A lot or a little?
The parents' guide to what's in this movie.
What parents need to know
Parents need to know that there is some mild swearing ("hell," "damn," "ass") and a few minor sexual references (Elizabeth's brother comments on her undeveloped chest and the town's mayor has an affair with a prominent woman). Hira Mata smokes a pipe and Elizabeth's brother Stuart and his friends drink alcohol (Stuart is promptly punished). Stuart constantly displays bad behavior, from smashing a window and making disparaging remarks about the Maoris to attempting to burn down a house, but the movie makes it clear that his actions are not acceptable. The movie very directly attacks racist attitudes and promotes embracing and celebrating other cultures. Elizabeth is a positive, strong role model.
What's the story?
HER MAJESTY is set in 1953 New Zealand, in the small hamlet of Middleton. In this provincial town, 13-year-old Elizabeth Wakefield (Sally Andrews), an ordinary girl with a runaway imagination and a fascination with Queen Elizabeth II, lives with her parents and surly older brother Stuart (Craig Elliott). Elizabeth daydreams about meeting the beautiful young queen, and upon hearing that the Monarch is planning a tour of New Zealand, she begins a intensive letter-writing campaign, begging the Queen to visit her sleepy village. Meanwhile, she befriends an old Maori woman named Hira Mata (Vicky Haughton), who begins to share stories of her tribe's history, and Elizabeth develops a deep respect for the Maori traditions and culture. As she learns more about how the English settlers treated the indigenous Maori people and how they murdered Hira's father, Elizabeth comes to understand why Hira doesn't share her enthusiasm for meeting the Queen. When it's announced that the Queen will be visiting Middleton, the townspeople are thrilled, but Elizabeth is ultimately forced to choose between her friendship with Hira and the opportunity to meet the Queen.
Is it any good?
Her Majesty is a gentle cross-cultural tale from New Zealand that's guaranteed to make you smile. It has an old-fashioned feel to it; its lack of inappropriate violence and sex combined with its universal themes, visual beauty, and charming story of acceptance and friendship make it the kind of movie you can feel comfortable sharing with the whole family, from tweens to grandparents. Sure, it can be a bit corny at times, but ultimately it's an inspiring and entertaining film worth sharing with the ones you love. Rest assured that things end happily-ever-after -- somehow all the wrongs are righted, all the loose ends are tied up, and Elizabeth's miserable older brother gets his comeuppance.

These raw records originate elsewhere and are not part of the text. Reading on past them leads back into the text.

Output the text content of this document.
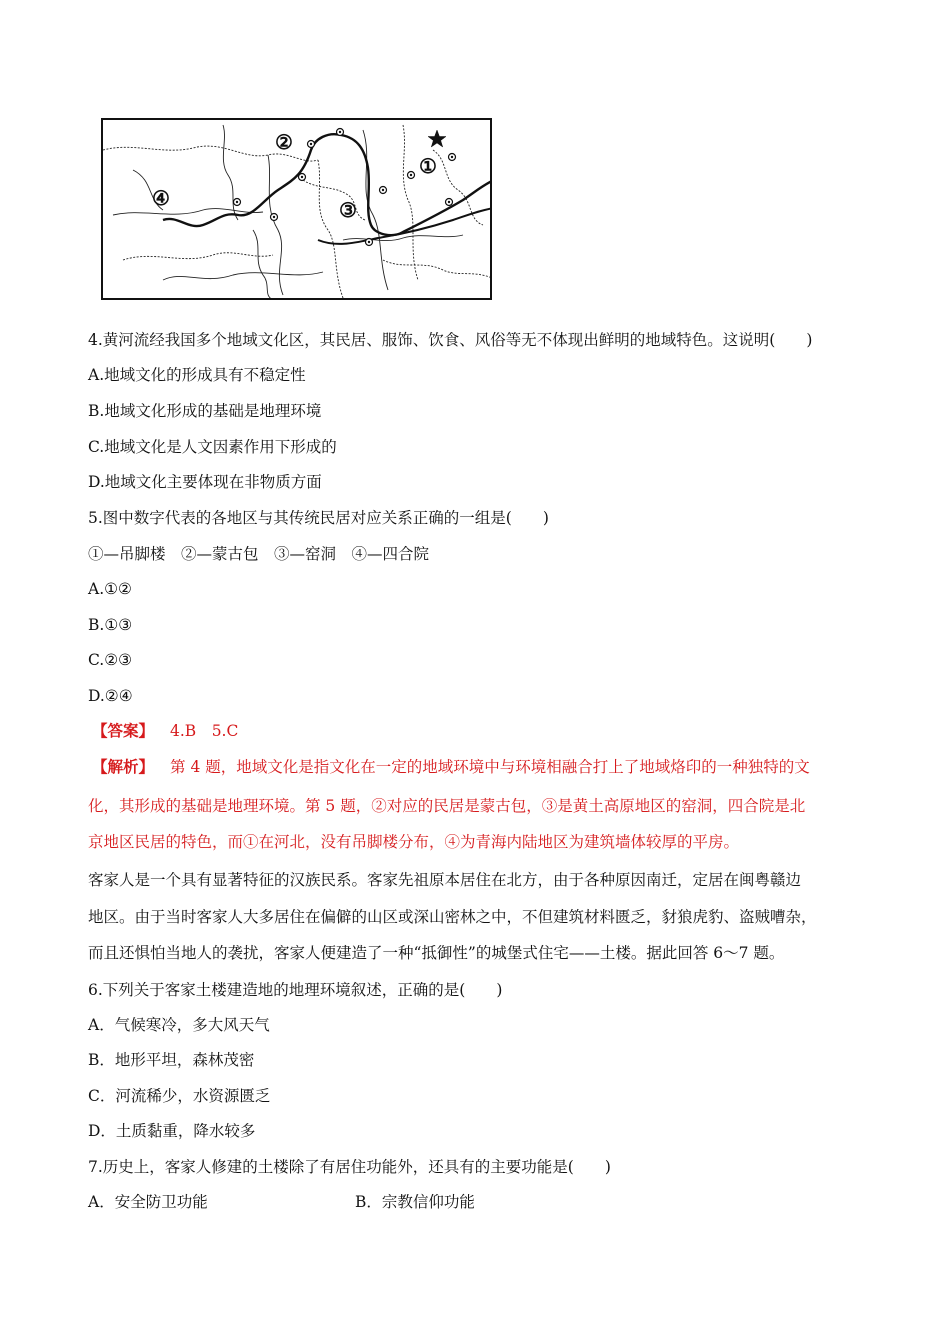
②
①
④	③
4.黄河流经我国多个地域文化区，其民居、服饰、饮食、风俗等无不体现出鲜明的地域特色。这说明(　　)
A.地域文化的形成具有不稳定性
B.地域文化形成的基础是地理环境
C.地域文化是人文因素作用下形成的
D.地域文化主要体现在非物质方面
5.图中数字代表的各地区与其传统民居对应关系正确的一组是(　　)
①—吊脚楼　②—蒙古包　③—窑洞　④—四合院
A.①②
B.①③
C.②③
D.②④
【答案】 4.B　5.C
【解析】 第 4 题，地域文化是指文化在一定的地域环境中与环境相融合打上了地域烙印的一种独特的文
化，其形成的基础是地理环境。第 5 题，②对应的民居是蒙古包，③是黄土高原地区的窑洞，四合院是北
京地区民居的特色，而①在河北，没有吊脚楼分布，④为青海内陆地区为建筑墙体较厚的平房。
客家人是一个具有显著特征的汉族民系。客家先祖原本居住在北方，由于各种原因南迁，定居在闽粤赣边
地区。由于当时客家人大多居住在偏僻的山区或深山密林之中，不但建筑材料匮乏，豺狼虎豹、盗贼嘈杂，
而且还惧怕当地人的袭扰，客家人便建造了一种“抵御性”的城堡式住宅——土楼。据此回答 6～7 题。
6.下列关于客家土楼建造地的地理环境叙述，正确的是(　　)
A．气候寒冷，多大风天气
B．地形平坦，森林茂密
C．河流稀少，水资源匮乏
D．土质黏重，降水较多
7.历史上，客家人修建的土楼除了有居住功能外，还具有的主要功能是(　　)
A．安全防卫功能	B．宗教信仰功能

Still, the movie does not shy away from some un-fairy-tale-like aspects such as racism, intolerance, and culture clashes. Although the message about understanding differences and respecting other cultures can be heavy-handed at times, these topics are certainly worthwhile ones to discuss with your kids. Many older children will be able to point out parallels between the Maori-European tensions and the ones here at home between various cultures. And even younger kids will be able to talk about what the townspeople learned from the Queen's visit and what Elizabeth and Hira learned from each other.

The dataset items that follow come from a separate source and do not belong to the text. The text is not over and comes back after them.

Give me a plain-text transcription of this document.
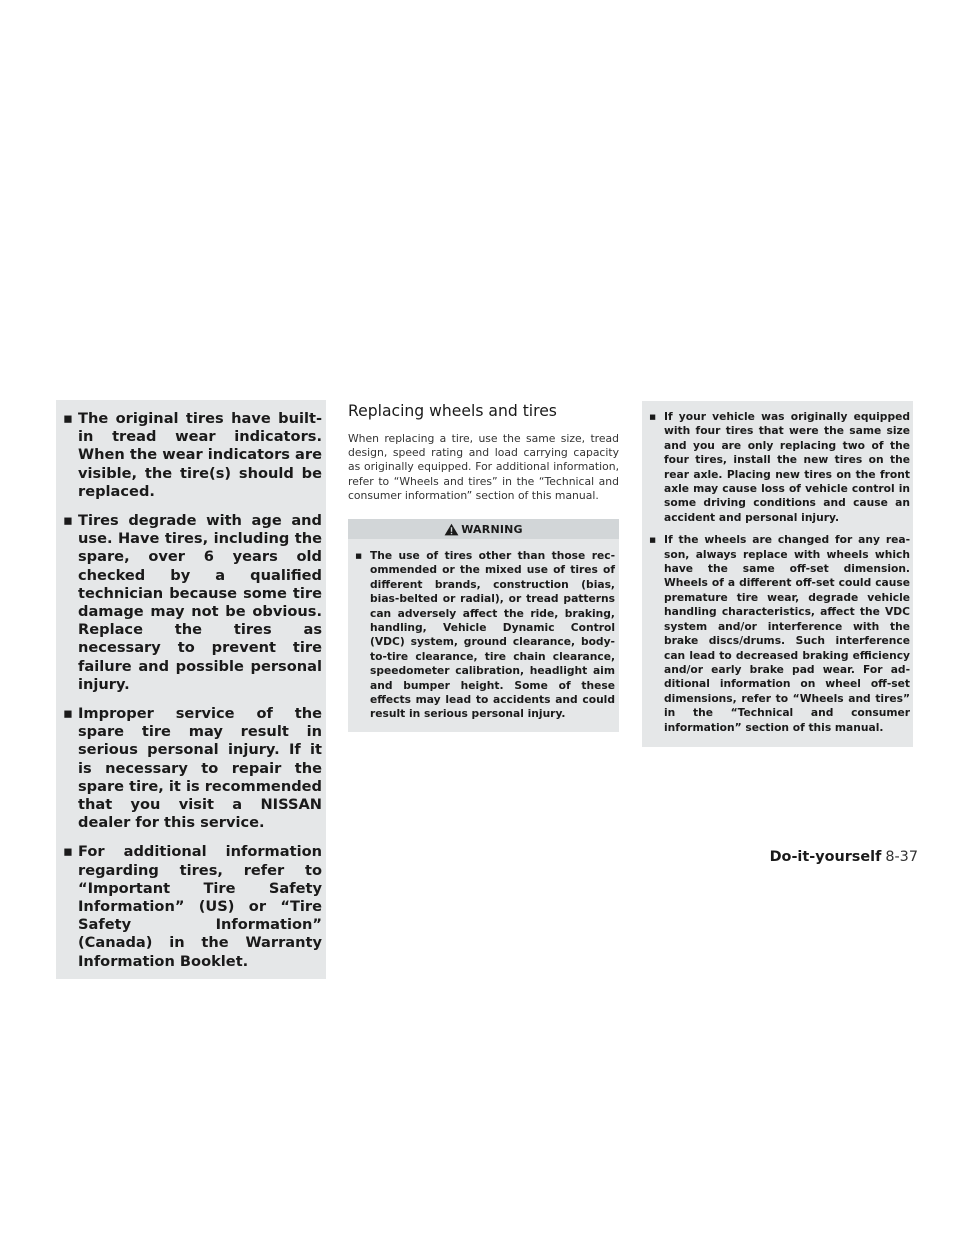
▪ The original tires have built-in tread wear indicators. When the wear indicators are visible, the tire(s) should be replaced.
▪ Tires degrade with age and use. Have tires, including the spare, over 6 years old checked by a qualified technician because some tire damage may not be obvious. Replace the tires as necessary to prevent tire failure and possible personal injury.
▪ Improper service of the spare tire may result in serious personal injury. If it is necessary to repair the spare tire, it is recommended that you visit a NISSAN dealer for this service.
▪ For additional information regarding tires, refer to “Important Tire Safety Information” (US) or “Tire Safety Information” (Canada) in the Warranty Information Booklet.
Replacing wheels and tires

When replacing a tire, use the same size, tread design, speed rating and load carrying capacity as originally equipped. For additional information, refer to “Wheels and tires” in the “Technical and consumer information” section of this manual.

WARNING
▪ The use of tires other than those recommended or the mixed use of tires of different brands, construction (bias, bias-belted or radial), or tread patterns can adversely affect the ride, braking, handling, Vehicle Dynamic Control (VDC) system, ground clearance, body-to-tire clearance, tire chain clearance, speedometer calibration, headlight aim and bumper height. Some of these effects may lead to accidents and could result in serious personal injury.
▪ If your vehicle was originally equipped with four tires that were the same size and you are only replacing two of the four tires, install the new tires on the rear axle. Placing new tires on the front axle may cause loss of vehicle control in some driving conditions and cause an accident and personal injury.
▪ If the wheels are changed for any reason, always replace with wheels which have the same off-set dimension. Wheels of a different off-set could cause premature tire wear, degrade vehicle handling characteristics, affect the VDC system and/or interference with the brake discs/drums. Such interference can lead to decreased braking efficiency and/or early brake pad wear. For additional information on wheel off-set dimensions, refer to “Wheels and tires” in the “Technical and consumer information” section of this manual.
Do-it-yourself 8-37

Talk to your kids about ...
Families can talk about and look into the history of New Zealand -- many kids will not understand why the New Zealanders are so excited to have the Queen of England visit or the tense relationship between the Maoris and the European-descended New Zealanders. They could discuss the assumptions Elizabeth and Hira initially have about each other and how they got past these stereotypes. What did Elizabeth and Hira learn from each other? How does Elizabeth's new worldview make her a better person?